Но что красота — пыль под ногами Аллаха.
Прознай султан о новой наложнице в гареме визиря — а слух об этом непременно достигнет ушей Шамс ад-Дина — о ее красоте, и прелести, и соразмерности, желание увидеть товар поселится в груди повелителя.
Дальше Шамс ад-Дину достаточно одного, легкого, как дуновение ветра взгляда на прекрасное личико Заримы — а именно так звали наложницу — чтобы ту же голову посетили совсем иные мысли. И мысли эти — о том, как заполучить прекрасные глаза серны, губы — коралл, груди — мрамор и ровный стан, и самое главное — родинку, подобную кружку амбры.
Абу-ль-Хасан знал, случись подобное, упади он в ноги повелителю, умоляй принять в подарок прекрасный цветок Зариму, Шамс ад-Дин Мухаммад холодно отвернется от своего визиря. Недостойно султана брать то, чем пользовались слуги. По городу, по соседним городам пойдут слухи — султан Ахдада взял наложницу после своего визиря. О-о-о, слухи, как сказал поэт:
Но… прикажи повелитель казнить верного Абу-ль-Хасана. Все имущество визиря перейдет в казну, все, включая дом, его женскую половину и тех, кто на этой половине обитает. Тогда никто не скажет, что султан Шамс ад-Дин Мухаммад взял в жены девушку после своего визиря. Люди скажут: «На все воля Аллаха». Скажут и будут правы. Но что до правоты людей несчастному Абу-ль-Хасану.
Так, или примерно так, а Аллах лучше знает, рассуждал Абу-ль-Хасан, когда вел Зариму ко дворцу.
Как и ожидал Абу-ль-Хасан, Зарима пришлась по сердцу султану. И в ту же ночь — хвала Аллаху милостивому и всемогущему — Шамс ад-Дин ввел к себе новую наложницу.

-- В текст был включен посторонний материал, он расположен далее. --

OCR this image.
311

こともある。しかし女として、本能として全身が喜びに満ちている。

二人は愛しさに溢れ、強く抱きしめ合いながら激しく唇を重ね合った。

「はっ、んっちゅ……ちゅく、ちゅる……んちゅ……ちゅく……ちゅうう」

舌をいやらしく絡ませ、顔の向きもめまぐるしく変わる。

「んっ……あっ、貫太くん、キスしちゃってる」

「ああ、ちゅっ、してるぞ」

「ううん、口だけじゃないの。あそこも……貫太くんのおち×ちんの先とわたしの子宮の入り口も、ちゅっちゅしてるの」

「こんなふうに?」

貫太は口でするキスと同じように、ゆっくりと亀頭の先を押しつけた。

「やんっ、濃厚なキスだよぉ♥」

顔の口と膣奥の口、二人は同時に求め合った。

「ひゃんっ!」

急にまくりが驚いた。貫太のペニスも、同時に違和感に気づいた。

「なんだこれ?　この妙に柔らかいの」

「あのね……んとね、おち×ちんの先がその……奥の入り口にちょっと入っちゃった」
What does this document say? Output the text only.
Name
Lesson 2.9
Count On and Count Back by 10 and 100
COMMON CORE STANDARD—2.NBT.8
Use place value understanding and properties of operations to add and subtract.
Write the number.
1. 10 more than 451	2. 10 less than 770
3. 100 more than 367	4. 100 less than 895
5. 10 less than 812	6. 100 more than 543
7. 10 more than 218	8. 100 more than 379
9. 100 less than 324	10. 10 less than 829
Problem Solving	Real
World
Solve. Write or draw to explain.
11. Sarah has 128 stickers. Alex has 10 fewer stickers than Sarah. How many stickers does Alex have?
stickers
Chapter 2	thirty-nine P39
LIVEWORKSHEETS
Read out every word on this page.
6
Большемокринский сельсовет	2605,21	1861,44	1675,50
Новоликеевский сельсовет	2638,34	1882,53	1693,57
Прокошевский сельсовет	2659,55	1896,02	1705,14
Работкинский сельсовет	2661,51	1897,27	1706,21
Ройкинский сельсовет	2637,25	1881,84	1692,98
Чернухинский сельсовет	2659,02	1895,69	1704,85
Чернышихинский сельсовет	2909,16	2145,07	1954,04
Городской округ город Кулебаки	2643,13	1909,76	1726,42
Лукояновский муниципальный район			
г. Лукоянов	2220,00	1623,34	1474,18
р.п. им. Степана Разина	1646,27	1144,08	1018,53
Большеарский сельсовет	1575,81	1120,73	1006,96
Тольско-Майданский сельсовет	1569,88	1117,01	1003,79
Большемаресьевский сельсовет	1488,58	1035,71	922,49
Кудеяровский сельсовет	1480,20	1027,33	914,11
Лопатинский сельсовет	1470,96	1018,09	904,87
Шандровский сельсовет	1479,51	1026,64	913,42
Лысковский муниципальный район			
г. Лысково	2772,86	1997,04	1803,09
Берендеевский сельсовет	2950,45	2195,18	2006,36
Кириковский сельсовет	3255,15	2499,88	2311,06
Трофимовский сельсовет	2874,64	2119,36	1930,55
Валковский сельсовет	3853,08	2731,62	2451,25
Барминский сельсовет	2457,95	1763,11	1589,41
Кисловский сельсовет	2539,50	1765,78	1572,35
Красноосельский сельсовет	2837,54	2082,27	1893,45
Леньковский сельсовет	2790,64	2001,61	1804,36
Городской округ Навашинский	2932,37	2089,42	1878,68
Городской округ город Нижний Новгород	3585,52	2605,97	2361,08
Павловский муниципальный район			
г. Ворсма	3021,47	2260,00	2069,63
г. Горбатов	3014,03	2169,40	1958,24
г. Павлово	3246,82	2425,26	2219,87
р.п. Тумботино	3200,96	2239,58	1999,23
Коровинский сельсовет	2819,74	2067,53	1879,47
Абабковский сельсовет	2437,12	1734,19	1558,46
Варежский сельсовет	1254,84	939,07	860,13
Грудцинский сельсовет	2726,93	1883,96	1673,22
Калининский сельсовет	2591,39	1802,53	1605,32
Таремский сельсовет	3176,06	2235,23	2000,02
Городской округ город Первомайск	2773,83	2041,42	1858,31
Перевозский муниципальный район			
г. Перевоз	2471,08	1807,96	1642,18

Это должна была быть ночь, которая не идёт в счёт ночей жизни, так как она заключает сближение с прекрасным, объятия, и игры, и сосанье, и пронзание до утра. И девушка должна была вскрикнуть криком, который неизбежен.
Так думал визирь Абу-ль-Хасан, и лишь слегка стесненная грудь мешала в полной мере порадоваться за повелителя Ахдада.
Наверное, так думал и султан Шамс ад-Дин, хотя только Аллаху ведомы мысли и поступки наши — тайные и явные. О чем думала прекрасная Зарима неведомо, ибо даже Аллаху трудно постигнуть помыслы женщины.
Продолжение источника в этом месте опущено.